The Thunder Bay and District Humane Society says it's taking lots of calls this week because of the frigid weather.

Investigator Sarah Lauzon said many people are contacting her worried about animals being left outside.

Cats and most dogs are just as susceptible to the cold and frostbite as humans, Lauzon said.

dog in winter (her name is Gus)

A Thunder Bay and District Humane Society official says walking dogs in frigid temperatures is OK, as long as the owner factors in the dog's age, health and breed. Sometimes additional outdoor clothing is required, like this dog's booties. (Jody Porter/CBC)

“Some people are in the know, and some aren't,” she said. “Our first step is education. So if we get a call of a pet being left out without shelter, or for long periods, then we'll go and talk to the dog owner or cat owner.”

Despite such a high volume of calls this week, as of Tuesday, she hasn't had to issue any charges, Lauzon added.

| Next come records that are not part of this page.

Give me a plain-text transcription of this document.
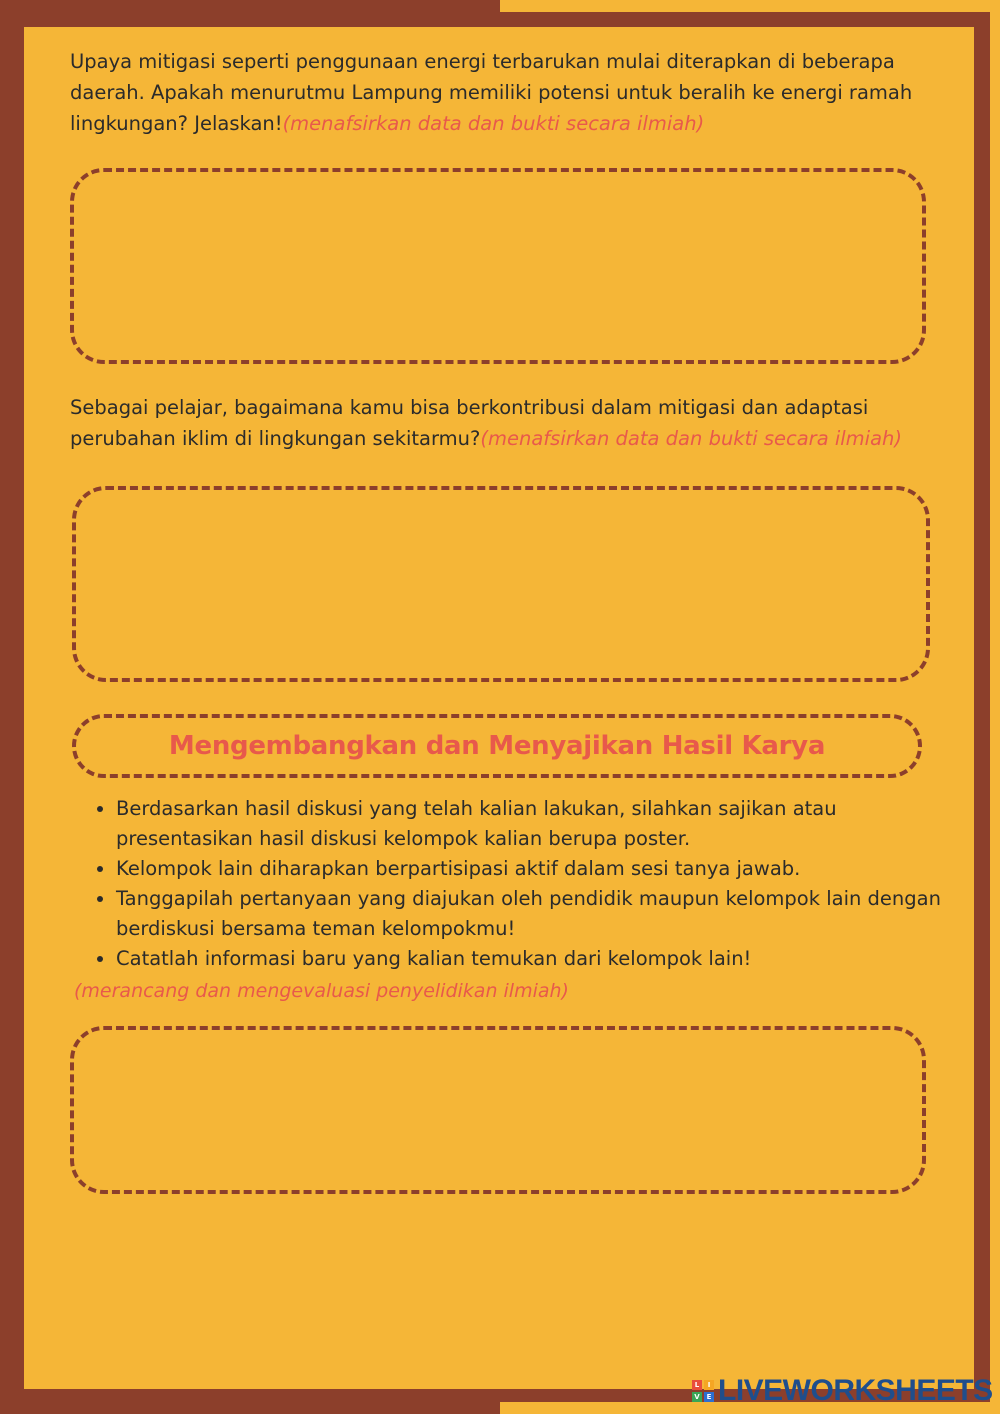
Upaya mitigasi seperti penggunaan energi terbarukan mulai diterapkan di beberapa daerah. Apakah menurutmu Lampung memiliki potensi untuk beralih ke energi ramah lingkungan? Jelaskan!(menafsirkan data dan bukti secara ilmiah)

Sebagai pelajar, bagaimana kamu bisa berkontribusi dalam mitigasi dan adaptasi perubahan iklim di lingkungan sekitarmu?(menafsirkan data dan bukti secara ilmiah)

Mengembangkan dan Menyajikan Hasil Karya
• Berdasarkan hasil diskusi yang telah kalian lakukan, silahkan sajikan atau presentasikan hasil diskusi kelompok kalian berupa poster.
• Kelompok lain diharapkan berpartisipasi aktif dalam sesi tanya jawab.
• Tanggapilah pertanyaan yang diajukan oleh pendidik maupun kelompok lain dengan berdiskusi bersama teman kelompokmu!
• Catatlah informasi baru yang kalian temukan dari kelompok lain!
(merancang dan mengevaluasi penyelidikan ilmiah)
L	I
V E LIVEWORKSHEETS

Cats are most vulnerable to the cold on the tips of their ears and their tails. Short-haired dogs, puppies, or older dogs are also at risk.

In terms of walking dogs in below-seasonal conditions, Lauzon said it depends on the animal. Factors like its age, health, and breed, should be taken into consideration.
"A good healthy husky might be able to do a decent walk at this time, [while] something smaller with shorter hair, [can be walked] maybe 5-10 minutes with a warm coat on and booties on or something like that,” she said.

“People need to be really, really cautious. If they're cold outside, their pet likely is too."

Lauzon noted she's also taking more call this year about horses that don’t have adequate shelter. Horses need a three-sided shelter, or windbreak, and liquid water available around the clock, she said.